Reminding me a lot of Terence Stamp in The Limey, veteran actor Jan Decleir portrays aging hitman Angelo Ledda, whose refusal to kill the young girl leads him to seek revenge on the people who want her dead. His deterioration is a cause for sympathy as well as a plot device. He must complete his “mission” before he forgets his reasons for carrying it out. He also plays a cat and mouse game with the police who are trying to solve the killings, staying one step ahead until he can no longer think clearly.
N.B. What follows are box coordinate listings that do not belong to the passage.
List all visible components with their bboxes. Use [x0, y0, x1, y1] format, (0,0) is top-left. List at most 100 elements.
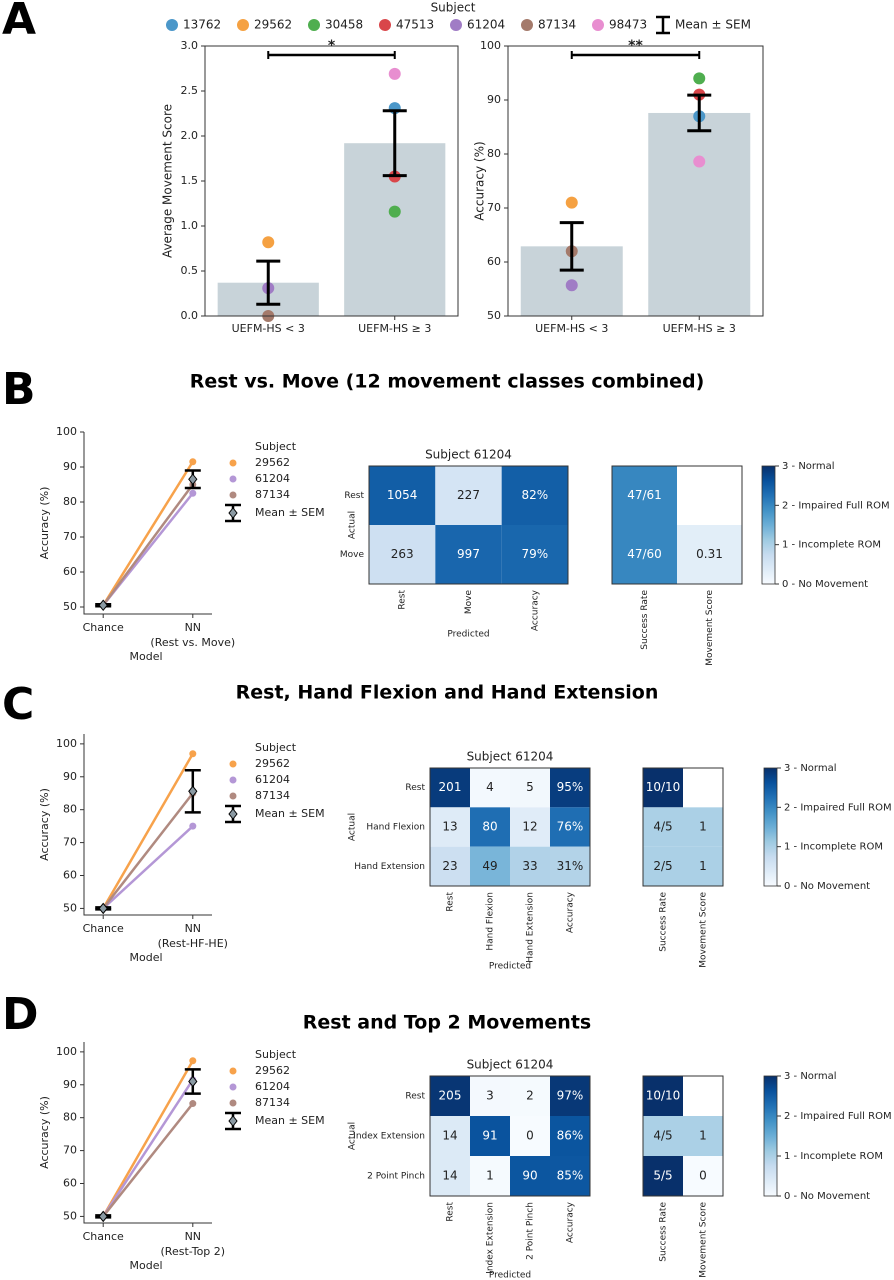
legend-marker	[229, 776, 237, 784]
legend-label: Mean ± SEM	[255, 807, 325, 820]
colorbar-label: 3 - Normal	[782, 461, 835, 472]
cell	[510, 768, 550, 808]
legend-marker	[379, 19, 391, 31]
colorbar-label: 1 - Incomplete ROM	[784, 842, 883, 853]
x-tick-label: UEFM-HS < 3	[535, 322, 608, 335]
y-axis-label: Accuracy (%)	[38, 1096, 51, 1169]
legend-label: 29562	[255, 456, 290, 469]
cell	[470, 846, 510, 886]
y-tick-label: 0.0	[181, 309, 199, 322]
heatmap-title: Subject 61204	[467, 1058, 554, 1072]
legend-label: Mean ± SEM	[255, 1114, 325, 1127]
row-label: 2 Point Pinch	[367, 1172, 425, 1182]
y-tick-label: 60	[63, 1177, 77, 1190]
subject-point	[693, 72, 706, 85]
subject-point	[565, 196, 578, 209]
cell	[430, 846, 470, 886]
cell	[550, 846, 590, 886]
colorbar-label: 2 - Impaired Full ROM	[784, 802, 892, 813]
row-label: Rest	[405, 1092, 425, 1102]
cell	[430, 768, 470, 808]
legend-marker	[521, 19, 533, 31]
cell	[430, 1116, 470, 1156]
colorbar-label: 0 - No Movement	[782, 579, 868, 590]
cell-label: 10/10	[646, 1089, 681, 1103]
legend-title: Subject	[255, 741, 297, 754]
y-tick-label: 50	[63, 600, 77, 613]
cell-label: 12	[522, 820, 537, 834]
cell	[550, 1156, 590, 1196]
cell	[510, 1116, 550, 1156]
heatmap-frame	[642, 767, 724, 887]
cell-label: 2/5	[653, 859, 672, 873]
cell	[643, 1156, 683, 1196]
y-tick-label: 90	[487, 93, 501, 106]
subject-line	[102, 483, 194, 606]
legend-label: 30458	[325, 18, 363, 32]
cell	[430, 1076, 470, 1116]
colorbar	[763, 1075, 778, 1197]
cell-label: 79%	[521, 547, 548, 561]
cell-label: 49	[482, 859, 497, 873]
legend-label: Mean ± SEM	[675, 18, 751, 32]
subject-point	[388, 205, 401, 218]
y-tick-label: 80	[63, 803, 77, 816]
legend-label: 61204	[255, 1080, 290, 1093]
y-tick-label: 90	[63, 770, 77, 783]
legend-marker	[166, 19, 178, 31]
x-axis-label: Predicted	[489, 1271, 531, 1280]
cell-label: 4/5	[653, 820, 672, 834]
y-tick-label: 50	[63, 901, 77, 914]
legend-marker	[229, 1067, 237, 1075]
legend-label: 13762	[183, 18, 221, 32]
mean-marker	[188, 473, 198, 486]
column-label: Movement Score	[699, 1202, 709, 1278]
cell-label: 10/10	[646, 780, 681, 794]
y-tick-label: 70	[63, 1144, 77, 1157]
column-label: Success Rate	[640, 590, 650, 650]
cell-label: 47/61	[627, 488, 662, 502]
row-label: Rest	[344, 491, 364, 501]
y-tick-label: 80	[63, 495, 77, 508]
subject-point	[189, 458, 197, 466]
y-tick-label: 0.5	[181, 264, 199, 277]
colorbar-label: 3 - Normal	[784, 1071, 837, 1082]
column-label: Accuracy	[566, 891, 576, 933]
legend-label: 47513	[396, 18, 434, 32]
subject-line	[102, 461, 194, 606]
subject-point	[565, 279, 578, 292]
cell-label: 263	[391, 547, 414, 561]
column-label: Hand Flexion	[486, 892, 496, 951]
cell-label: 31%	[557, 859, 584, 873]
legend-label: 87134	[255, 488, 290, 501]
cell	[550, 768, 590, 808]
cell	[430, 807, 470, 847]
subject-line	[102, 753, 194, 910]
cell-label: 0	[526, 1129, 534, 1143]
subject-point	[189, 750, 197, 758]
cell-label: 997	[457, 547, 480, 561]
cell-label: 23	[442, 859, 457, 873]
heatmap-frame	[611, 465, 743, 585]
cell	[435, 525, 502, 584]
cell-label: 33	[522, 859, 537, 873]
colorbar	[761, 465, 776, 585]
column-label: Rest	[446, 892, 456, 912]
legend-label: Mean ± SEM	[255, 506, 325, 519]
subject-line	[102, 1060, 194, 1218]
y-tick-label: 50	[487, 309, 501, 322]
mean-marker	[98, 1210, 108, 1223]
y-tick-label: 70	[487, 201, 501, 214]
y-tick-label: 1.0	[181, 219, 199, 232]
legend-label: 29562	[254, 18, 292, 32]
bar	[648, 112, 751, 317]
x-tick-label: Chance	[83, 922, 124, 935]
heatmap-frame	[642, 1075, 724, 1197]
cell	[550, 1116, 590, 1156]
cell-label: 201	[439, 780, 462, 794]
cell	[683, 1116, 723, 1156]
legend-mean-marker	[228, 507, 238, 519]
subject-line	[102, 792, 194, 910]
legend-marker	[229, 475, 237, 483]
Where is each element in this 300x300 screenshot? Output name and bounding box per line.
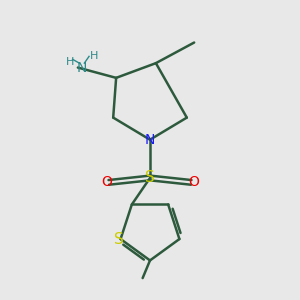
Text: S: S: [114, 232, 124, 247]
Text: H: H: [65, 57, 74, 67]
Text: H: H: [90, 51, 98, 62]
Text: N: N: [145, 133, 155, 147]
Text: O: O: [101, 176, 112, 189]
Text: N: N: [77, 61, 88, 75]
Text: O: O: [188, 176, 199, 189]
Text: S: S: [145, 170, 155, 185]
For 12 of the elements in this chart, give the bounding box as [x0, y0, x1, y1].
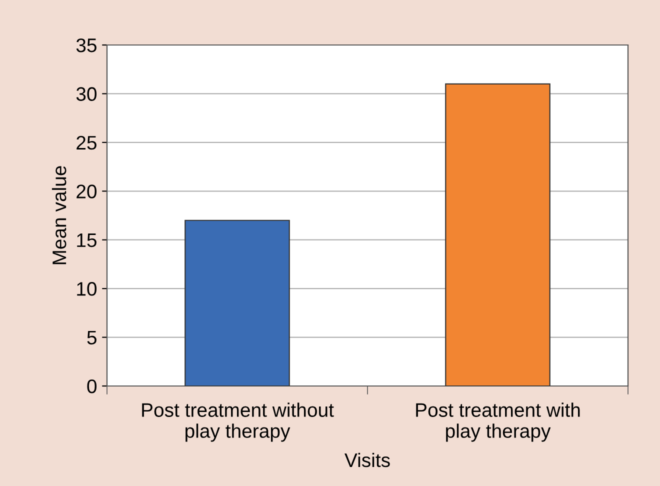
x-tick-label: Post treatment without play therapy [142, 402, 334, 442]
y-tick-label: 30 [76, 87, 97, 101]
y-tick-label: 0 [87, 379, 97, 394]
y-tick-label: 20 [76, 184, 97, 198]
y-tick-label: 10 [77, 282, 97, 296]
y-tick-label: 15 [77, 234, 96, 248]
y-tick-label: 25 [76, 136, 96, 150]
y-tick-label: 35 [76, 38, 96, 52]
x-axis-title: Visits [344, 452, 390, 468]
y-tick-label: 5 [87, 330, 96, 345]
y-axis-title: Mean value [52, 166, 66, 264]
x-tick-label: Post treatment with play therapy [416, 402, 580, 442]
Van Looy admitted his fondness for “police thrillers with a soul” and especially for the work of Michael Mann, and the influence of Mann is everywhere. If you like Mann, you’ll like this film. Well-developed characters, moody cinematography and fine acting didn’t completely save this film, though. I thought the plot was a little too straightforward, and the film itself was about 20 minutes too long, with a couple of false endings that could have been re-cut. I think I would have given a shorter version of this film an 8, but even if it was a slightly derivative cop film, it was a slightly derivative cop film in Flemish!